The grand jury indictment follows a sweeping probe into the mayor's campaign and his close associates on whether he conspired with Turkish government officials to receive illegal contributions in exchange for official acts.
A defiant Adams told reporters on Thursday that he looks "forward to defending myself," and refused a chorus of calls to step down, urging New Yorkers to "wait to hear our side of the story."
The 57-page document accuses the mayor of the most populous city in the United States of crimes going back a decade, when Adams took office as Brooklyn's borough president.
He accepted luxury international travel including from at least one Turkish government official, the charges allege.
As he began planning to run for mayor in 2018, Adams "not only accepted, but sought illegal campaign contributions to his 2021 mayoral campaign, as well as other things of value, from foreign nationals," according to the court documents.
"As Adams's prominence and power grew, his foreign-national benefactors sought to cash in on their corrupt relationships with him, particularly when, in 2021," it became clear he would become mayor, reads the indictment.
"Adams agreed, providing favorable treatment in exchange for the illicit benefits he received."
Upheaval in the Adams administration has been mounting for months and grew particularly acute in recent weeks, as scandal swirled around his administration that saw a number of high-ranking allies resign as many were indicted or raided by federal agents.
The drama culminated in a pre-dawn raid of his official residence early Thursday.
- Calls to resign -
Adams, who is up for reelection in 2025, has put up a front of business as usual throughout the mushrooming investigations.
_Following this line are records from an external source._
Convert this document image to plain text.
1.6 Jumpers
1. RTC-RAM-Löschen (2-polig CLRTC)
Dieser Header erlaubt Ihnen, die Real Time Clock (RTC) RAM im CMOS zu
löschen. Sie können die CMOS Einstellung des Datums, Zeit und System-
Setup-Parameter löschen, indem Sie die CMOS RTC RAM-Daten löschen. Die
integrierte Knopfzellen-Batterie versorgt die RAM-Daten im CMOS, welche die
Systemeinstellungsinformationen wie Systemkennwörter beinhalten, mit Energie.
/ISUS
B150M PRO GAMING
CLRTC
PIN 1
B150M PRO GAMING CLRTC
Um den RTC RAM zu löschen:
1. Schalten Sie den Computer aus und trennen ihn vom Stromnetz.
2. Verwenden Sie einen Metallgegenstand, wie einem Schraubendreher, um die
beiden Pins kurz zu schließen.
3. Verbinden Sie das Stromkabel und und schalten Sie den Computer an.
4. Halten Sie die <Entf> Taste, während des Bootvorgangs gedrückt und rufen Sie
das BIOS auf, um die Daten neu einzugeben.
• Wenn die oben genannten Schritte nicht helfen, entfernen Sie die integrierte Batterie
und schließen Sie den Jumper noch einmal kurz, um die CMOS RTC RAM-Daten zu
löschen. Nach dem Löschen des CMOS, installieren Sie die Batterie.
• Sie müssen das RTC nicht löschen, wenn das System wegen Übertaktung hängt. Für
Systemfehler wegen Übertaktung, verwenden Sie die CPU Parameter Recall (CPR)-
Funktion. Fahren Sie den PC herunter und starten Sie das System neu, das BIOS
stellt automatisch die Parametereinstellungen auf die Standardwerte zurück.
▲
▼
But on Wednesday, influential congresswoman Alexandria Ocasio-Cortez, from New York, called on the 64-year-old mayor to resign "for the good of the city."
The indictment risks embarrassing Democrats just 40 days before the US presidential election between Kamala Harris and Republican Donald Trump, who are neck and neck in the polls.
The charges cap a dark week for Adams, whose team has been shaken by the resignations of Health Commissioner Ashwin Vasan and Education Chancellor David Banks, a close friend of the mayor whose department manages the city's public education system that serves one million students.
Those departures, effective at the end of 2024, follow the immediate resignations of police chief Edward Caban -- who quit just one year after he took charge of the city's police force and its 36,000 uniformed officers -- and Adams's chief legal adviser, Lisa Zornberg.
Caban, whose electronics were seized by federal investigators, stepped down as federal agents appeared to be zeroing in on his twin brother's nightclub-security business.
Revelations of the probes have laid bare personal and business ties among the inner circle of the mayor, raising potential conflicts of interest.
One investigation involves the activities of a consulting firm run by Terence Banks, whose brother David was the schools chancellor, and whose other brother Philip was appointed in 2022 by Adams as deputy mayor for public safety.
Adams, the second Black mayor in the city's history, won the 2021 Democratic primary vowing to reduce crime.
Under his leadership violent crime in the city has fallen, after rising during the pandemic.
But the city of 8.5 million people faces a housing crisis that has seen rents skyrocket to unprecedented levels.
Adams already faces a smattering of primary contenders in the run-up to next year's vote, all of them to the left of the centrist mayor.
Should he eventually step down, the city's public advocate, the progressive Jumaane Williams, would become acting mayor ahead of a special election.